En 1993, la disparation de Félix Houphouët Boigny entraîna une rivalité pour sa succession entre le Premier ministre Alassane Dramane Ouattara d’origine dioula, et le président de l’Assemblée nationale, Henri Konan Bédié d’origine baoulé. En 1995, en vue d’écarter son rival qu’il accusait d’être burkinabé, Henri Konan Bédié, définit l’ivoirité comme l’affirmation de la personnalité culturelle, l’épanouissement de l’homme ivoirien dans ce qui fait sa spécificité. L’ivoirité (être né en Côte d’Ivoire et être de père et de mère ivoiriens de souche, c’est-à-dire nés en Côte d’Ivoire) visait notamment les originaires du nord de la Côte d’Ivoire (Dioula, Sénoufo, Koulango, Djimini, Tagbana, Lobi), auxquels se rattachaient Alassane Ouattara et, par extension, les étrangers musulmans (Maliens, Guinéens, Burkinabé, Nigériens, etc.). Depuis cette date, les Ivoiriens semblent avoir perdu leurs repères en oubliant ou en ignorant que le père fondateur lui-même n’est Ivoirien que de mère. 
Félix Houphouët Boigny est le fils d’Ibrahima Cissé, un ancien soldat de l’armée coloniale française originaire du Soudan Français (actuel Mali) qui faisait partie d’un des nombreux bataillons de tirailleurs sénégalais envoyés en Côte d’Ivoire pour la « pacification » du pays baoulé entre 1903 et 1905. Houphouët est donc Malien (ancien Soudan Français) par son père ! 

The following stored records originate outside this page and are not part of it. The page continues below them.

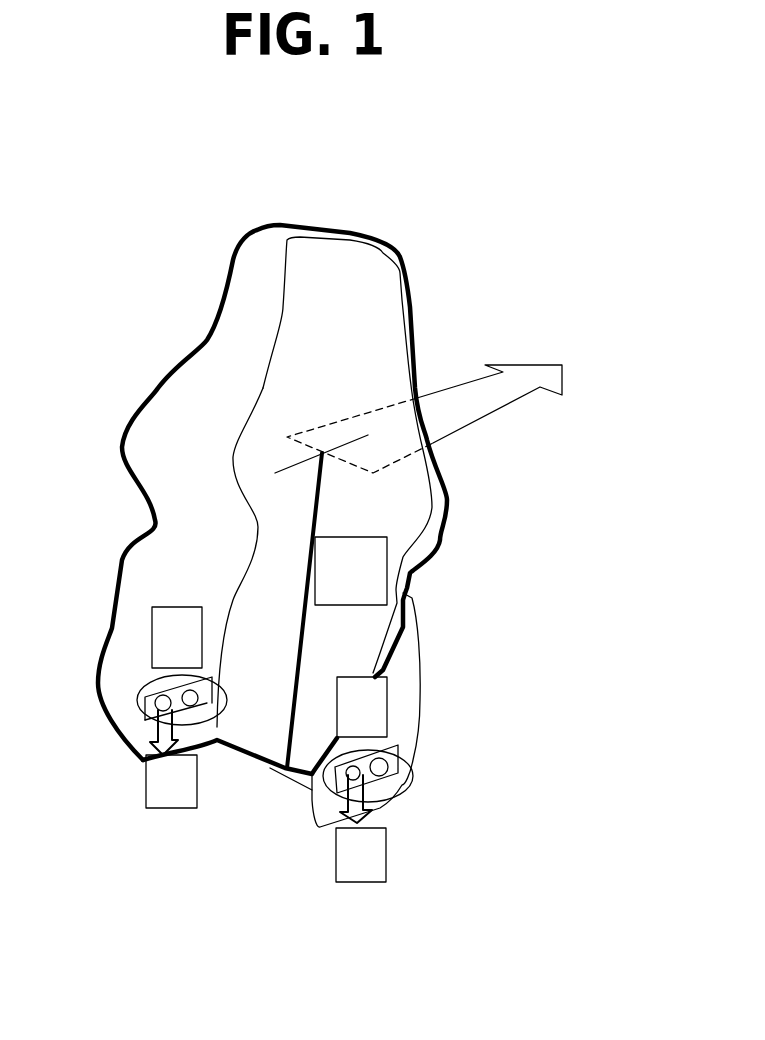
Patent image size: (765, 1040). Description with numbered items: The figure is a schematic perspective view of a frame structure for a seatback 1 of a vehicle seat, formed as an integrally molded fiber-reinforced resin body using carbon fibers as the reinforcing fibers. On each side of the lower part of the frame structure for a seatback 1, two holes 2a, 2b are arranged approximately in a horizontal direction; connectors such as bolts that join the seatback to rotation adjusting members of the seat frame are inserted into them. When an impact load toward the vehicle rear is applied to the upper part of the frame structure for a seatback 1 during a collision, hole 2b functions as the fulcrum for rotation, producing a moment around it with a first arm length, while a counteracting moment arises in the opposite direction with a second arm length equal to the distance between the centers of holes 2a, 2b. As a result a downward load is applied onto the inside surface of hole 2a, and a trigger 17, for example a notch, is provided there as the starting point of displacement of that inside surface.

The frame structure for a seatback 1 is at (357, 229).
The hole 2a is at (147, 700).
The hole 2b is at (217, 727).
The trigger 17 is at (157, 700).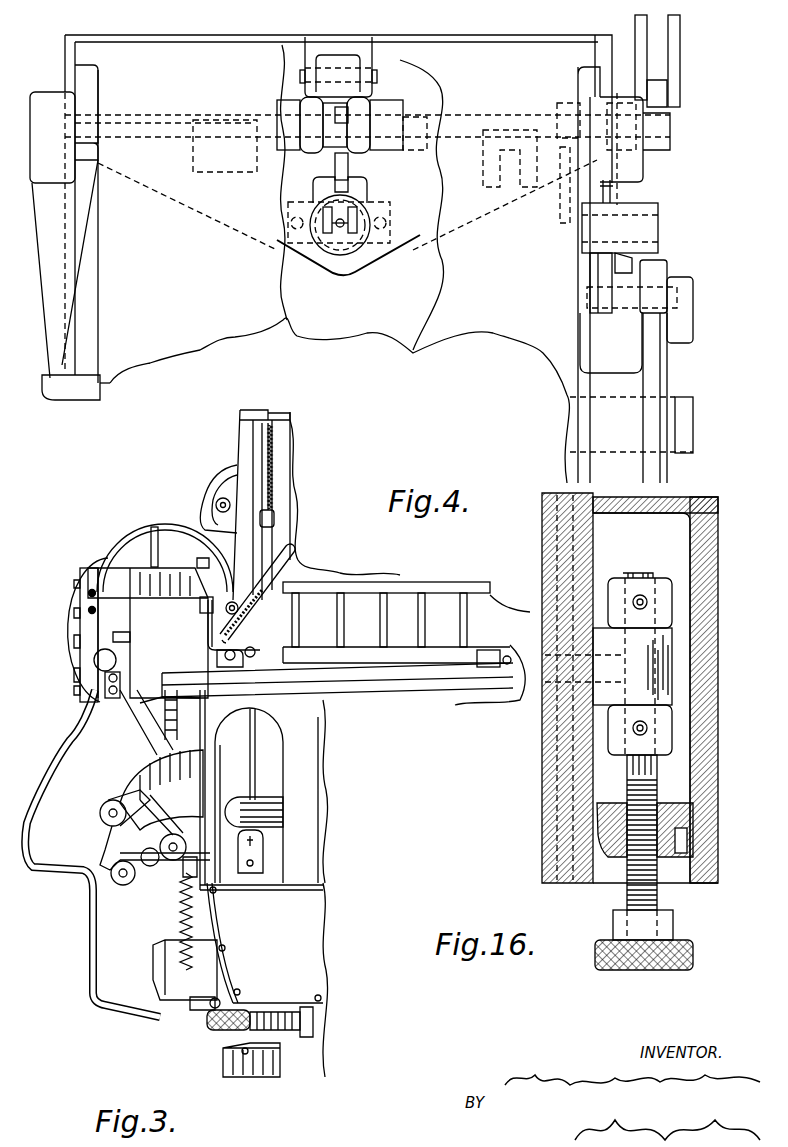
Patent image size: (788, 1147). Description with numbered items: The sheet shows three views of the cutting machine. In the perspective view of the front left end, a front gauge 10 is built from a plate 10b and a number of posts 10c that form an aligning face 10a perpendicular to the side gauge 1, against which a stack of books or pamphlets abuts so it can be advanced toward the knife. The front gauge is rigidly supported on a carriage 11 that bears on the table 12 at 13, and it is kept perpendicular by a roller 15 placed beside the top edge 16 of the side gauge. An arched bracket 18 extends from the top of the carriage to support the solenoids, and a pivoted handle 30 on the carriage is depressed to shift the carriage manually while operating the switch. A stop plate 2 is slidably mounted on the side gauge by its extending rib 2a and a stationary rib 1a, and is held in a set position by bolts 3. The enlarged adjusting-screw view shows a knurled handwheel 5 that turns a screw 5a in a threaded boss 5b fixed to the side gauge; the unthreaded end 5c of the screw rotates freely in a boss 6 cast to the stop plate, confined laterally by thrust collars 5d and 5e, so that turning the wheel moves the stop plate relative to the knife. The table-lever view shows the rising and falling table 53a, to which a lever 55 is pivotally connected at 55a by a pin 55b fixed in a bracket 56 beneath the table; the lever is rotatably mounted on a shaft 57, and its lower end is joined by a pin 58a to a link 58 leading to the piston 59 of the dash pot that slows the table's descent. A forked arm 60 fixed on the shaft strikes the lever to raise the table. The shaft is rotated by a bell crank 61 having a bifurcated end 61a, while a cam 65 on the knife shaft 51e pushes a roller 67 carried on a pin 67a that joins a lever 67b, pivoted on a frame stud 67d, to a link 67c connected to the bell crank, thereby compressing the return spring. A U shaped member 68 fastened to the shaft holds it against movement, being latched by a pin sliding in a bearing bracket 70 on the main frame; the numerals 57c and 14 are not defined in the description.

In FIG. 4, the rising and falling table 53a is at (350, 36).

C’est en pays baoulé que ce militaire a rencontré une jeune fille baoulé avec laquelle il eût un enfant le 18 octobre 1905 à N’Gokro (Yamoussoukro), c’est-à-dire Houphouët Boigny. Mais Houphouët n’a pas été élevé par son père car après sa mission, comme beaucoup d’autres soldats, Ibrahima Cissé a quitté la Côte d’Ivoire ignorant que le petit Houphouët deviendrait un grand homme. En effet Félix Houphouët Boigny fut chef traditionnel, médecin, planteur, leader syndical, député ivoirien en France, ministre dans différents gouvernements français. Sa carrière politique ascendante le mène à la tête de l'Assemblée nationale ivoirienne, maire d'Abidjan, et premier Président de la Côte d'Ivoire de 1960 à 1993.

L’empreinte d’Houphouët

Félix Houphouët-Boigny tenait aussi un rôle de premier ordre dans le processus de décolonisation de l'Afrique, et domina jusqu’à la fin de sa vie, la scène politique de son pays natal. Il fait incontestablement partie des élites africaines francophones qui ont marqué la vie politique de leur pays, qui ont laissé leurs empreintes dans les relations entre la France et ses anciennes colonies. N’est-ce pas lui qui dès le 11 avril 1946, en sa qualité de député de la Côte d’Ivoire fit adopter la loi qui abolissait le travail forcé (prestations, cultures obligatoires, recrutements forcés de soldats, etc.) au sein de l’AOF (Afrique Occidentale Française). C’est encore Houphouët Boigny qui dans les années 1950 joua la carte du rassemblement entre les Ivoiriens eux-mêmes mais aussi entre les Ivoiriens et les migrants ouest-africains. Ce qui, dans ce contexte d’affirmation d’une conscience ivoirienne, sentiment d’appartenance à la Côte d’Ivoire, rassurait les migrants. Après l’indépendance, il fit de son pays la principale puissance économique de la sous région en misant sur la culture et l’exportation de cacao et notamment du café. 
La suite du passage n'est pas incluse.